*Il fiore delle mille e una notte, known in America Arabian Nights, is an Italian film from 1974. It is filmmaker Pier Paolo Pasolini's third movie in his Trilogy of Life series, preceeded by Il Decameron (1971), andThe Canterbury Tales (1972). The title means "The Flower of One Thousand and One Nights". The trilogy are filmed adaptations of classical medieval literature. Il fiore delle mille e una notte is based upon the Arabian Nights, a collection of stories which trace their origin back to ancient Arabia, Yemen, India, Persia, and Egypts. Pasolini filmed a cast of unknown actors in locations including Eritrea, Yemen, Ethiopa, and Nepal.
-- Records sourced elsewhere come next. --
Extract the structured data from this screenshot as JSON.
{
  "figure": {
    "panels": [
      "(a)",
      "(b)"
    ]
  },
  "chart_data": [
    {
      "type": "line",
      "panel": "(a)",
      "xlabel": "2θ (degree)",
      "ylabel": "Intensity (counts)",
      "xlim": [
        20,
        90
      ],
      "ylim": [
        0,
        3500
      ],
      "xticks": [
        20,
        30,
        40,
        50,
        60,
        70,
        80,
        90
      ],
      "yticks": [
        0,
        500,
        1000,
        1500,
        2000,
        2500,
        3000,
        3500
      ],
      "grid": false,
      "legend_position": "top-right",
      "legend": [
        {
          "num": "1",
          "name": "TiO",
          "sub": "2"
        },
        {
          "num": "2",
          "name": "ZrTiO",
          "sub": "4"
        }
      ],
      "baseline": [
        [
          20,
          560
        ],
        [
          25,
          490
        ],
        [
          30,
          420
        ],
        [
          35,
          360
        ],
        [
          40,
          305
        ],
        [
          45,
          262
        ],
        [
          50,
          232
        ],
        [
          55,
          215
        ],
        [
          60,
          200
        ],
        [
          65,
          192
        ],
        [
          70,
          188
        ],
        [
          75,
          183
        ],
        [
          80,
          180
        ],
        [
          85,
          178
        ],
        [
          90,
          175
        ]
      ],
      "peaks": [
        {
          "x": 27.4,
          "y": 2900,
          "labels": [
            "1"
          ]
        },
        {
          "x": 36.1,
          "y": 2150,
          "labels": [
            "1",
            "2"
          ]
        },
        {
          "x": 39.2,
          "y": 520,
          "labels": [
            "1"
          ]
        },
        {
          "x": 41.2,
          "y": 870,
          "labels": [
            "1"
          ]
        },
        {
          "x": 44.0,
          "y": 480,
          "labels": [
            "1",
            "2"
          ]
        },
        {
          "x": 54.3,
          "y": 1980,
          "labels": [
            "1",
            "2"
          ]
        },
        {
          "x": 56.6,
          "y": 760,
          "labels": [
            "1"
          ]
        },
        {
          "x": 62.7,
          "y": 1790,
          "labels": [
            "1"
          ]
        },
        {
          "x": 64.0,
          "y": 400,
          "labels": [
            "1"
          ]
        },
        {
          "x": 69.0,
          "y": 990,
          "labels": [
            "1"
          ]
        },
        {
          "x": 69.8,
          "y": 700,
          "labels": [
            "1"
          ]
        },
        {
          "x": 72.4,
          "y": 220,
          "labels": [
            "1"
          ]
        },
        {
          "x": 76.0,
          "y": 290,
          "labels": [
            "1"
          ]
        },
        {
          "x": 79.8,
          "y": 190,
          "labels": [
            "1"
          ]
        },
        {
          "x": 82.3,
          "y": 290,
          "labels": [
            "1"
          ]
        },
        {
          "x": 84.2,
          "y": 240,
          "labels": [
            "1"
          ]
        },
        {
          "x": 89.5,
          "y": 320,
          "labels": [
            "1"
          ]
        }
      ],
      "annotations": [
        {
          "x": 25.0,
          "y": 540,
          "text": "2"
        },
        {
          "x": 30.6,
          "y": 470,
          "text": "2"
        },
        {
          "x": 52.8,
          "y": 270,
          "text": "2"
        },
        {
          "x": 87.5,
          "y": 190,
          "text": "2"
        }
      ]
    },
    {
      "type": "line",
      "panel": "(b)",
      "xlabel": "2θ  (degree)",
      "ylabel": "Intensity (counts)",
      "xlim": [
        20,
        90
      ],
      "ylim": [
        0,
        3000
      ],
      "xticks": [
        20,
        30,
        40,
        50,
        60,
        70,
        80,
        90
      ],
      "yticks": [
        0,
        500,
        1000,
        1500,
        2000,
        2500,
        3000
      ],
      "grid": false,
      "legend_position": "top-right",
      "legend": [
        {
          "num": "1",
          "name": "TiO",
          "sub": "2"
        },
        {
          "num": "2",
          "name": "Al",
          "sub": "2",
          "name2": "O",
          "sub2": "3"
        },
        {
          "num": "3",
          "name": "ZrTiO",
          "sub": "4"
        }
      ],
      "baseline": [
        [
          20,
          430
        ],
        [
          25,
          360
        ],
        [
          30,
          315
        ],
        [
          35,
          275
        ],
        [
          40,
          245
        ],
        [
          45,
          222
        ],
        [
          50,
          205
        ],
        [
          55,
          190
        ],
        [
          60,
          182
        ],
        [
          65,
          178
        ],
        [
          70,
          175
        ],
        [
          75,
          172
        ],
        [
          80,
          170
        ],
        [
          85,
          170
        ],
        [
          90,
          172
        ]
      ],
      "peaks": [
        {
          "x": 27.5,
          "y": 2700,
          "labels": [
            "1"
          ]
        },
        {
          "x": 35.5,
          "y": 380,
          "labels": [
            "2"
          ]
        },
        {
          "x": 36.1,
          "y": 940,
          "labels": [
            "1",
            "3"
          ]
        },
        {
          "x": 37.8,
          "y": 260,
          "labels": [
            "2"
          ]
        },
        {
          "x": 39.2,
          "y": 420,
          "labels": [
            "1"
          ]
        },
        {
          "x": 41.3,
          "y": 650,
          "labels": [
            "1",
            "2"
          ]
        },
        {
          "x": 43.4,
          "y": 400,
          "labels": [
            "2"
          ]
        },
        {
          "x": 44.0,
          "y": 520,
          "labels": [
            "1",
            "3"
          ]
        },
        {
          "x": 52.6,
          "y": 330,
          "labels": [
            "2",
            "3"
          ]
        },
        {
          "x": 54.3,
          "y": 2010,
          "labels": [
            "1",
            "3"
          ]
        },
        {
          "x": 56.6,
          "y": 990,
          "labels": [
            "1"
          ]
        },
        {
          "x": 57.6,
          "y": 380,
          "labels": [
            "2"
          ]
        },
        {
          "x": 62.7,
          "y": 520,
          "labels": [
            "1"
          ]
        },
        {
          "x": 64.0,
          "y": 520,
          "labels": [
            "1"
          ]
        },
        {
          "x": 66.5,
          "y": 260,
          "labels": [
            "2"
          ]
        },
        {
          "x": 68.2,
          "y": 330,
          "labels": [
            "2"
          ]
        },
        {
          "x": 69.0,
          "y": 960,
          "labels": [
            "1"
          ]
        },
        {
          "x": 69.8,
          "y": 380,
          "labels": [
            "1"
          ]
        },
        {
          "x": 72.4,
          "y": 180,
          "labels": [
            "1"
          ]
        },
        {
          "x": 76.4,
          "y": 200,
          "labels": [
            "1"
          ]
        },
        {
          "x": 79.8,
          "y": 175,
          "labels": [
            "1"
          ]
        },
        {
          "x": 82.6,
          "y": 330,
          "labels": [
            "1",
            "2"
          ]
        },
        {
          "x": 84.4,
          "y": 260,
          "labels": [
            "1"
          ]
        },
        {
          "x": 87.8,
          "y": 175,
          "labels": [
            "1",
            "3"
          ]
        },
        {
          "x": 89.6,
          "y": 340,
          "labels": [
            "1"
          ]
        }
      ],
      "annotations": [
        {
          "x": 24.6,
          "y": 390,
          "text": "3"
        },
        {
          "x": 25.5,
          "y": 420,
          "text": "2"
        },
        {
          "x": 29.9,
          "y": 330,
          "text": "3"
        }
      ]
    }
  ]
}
*In Il fiore delle mille e una notte, Pasolini tells the love story of Nuradin and Zumurrud, using it as the framework to tell smaller tales of love, sexuality, fidelity, and fate. In the frame story, Zumurrud is a slave girl who is able to choose who she wants as her new master. From the crowd of heckling men, she chooses the young man, Nuradin. Zumurrud teaches the inexperienced Nuradin to express himself sexually, thus allowing her to express herself sexually as well. Within this story comes the inner stories, read to Nuradin by Zumurred. These inner tales are short and without conflict. The first is of an elderely man watching a beautiful woman bathe. The story is followed by another, in which three young men are chosen by an older man to listen to his poems and join him in sexual pleasure. The third story told is of a wager between an elderly couple, observing the sexual attraction between a young man and a young woman. After she is finished reading him the story, Zumurrud is abducted due to an error on Nuradin’s part. In desperation, Nuradin sets out on a journey to get her back. Zumurrud, meanwhile, manages to outwit her capturers and escapes to a distant city where she is mistaken for a man and crowned as the king. While on his search, Nuradin, comes into contact with beautiful women, who cater to him and make sexual advances on him, yet he remains determined to find Zumurrud. The film then delves into the dream of a princess, where the story of Aziz is seen. On his wedding day, he falls in love with another woman, thus being unfaithful to his bride to be. Interwoven with this story is another, in which a man is determined to rid a woman of her demon. Here, Pasolini keeps with the original text’s structure of a story which unfold into another, and then into another, eventually leading back to the frame story. Nuradin comes across the city where Zumurrud reigns, and the lovers are reunited again.
Il fiore delle mille e una notte contains more than one specific theme. Much of the first half of the movie prior to Zumurrud’s abduction delves into the themes of sexuality and sexual expression, seen in the two lovers’ relationship, the old man and the three young men, and the wager between the old couple. The interwoven stories of the second half of the film depict more complete stories in which the subjects deal with fate. The story of Aziz leads to the death of his former bride-to-be, and his own castration. Yet, contrary to its inner stories, the frame story of the love between Nuradin and Zumurrud leads to their reunion. Unlike Aziz, who did not remain faithful, Nuradin resists the many sexual diversion thrown his way, and finds Zumurrud at the end of his journey.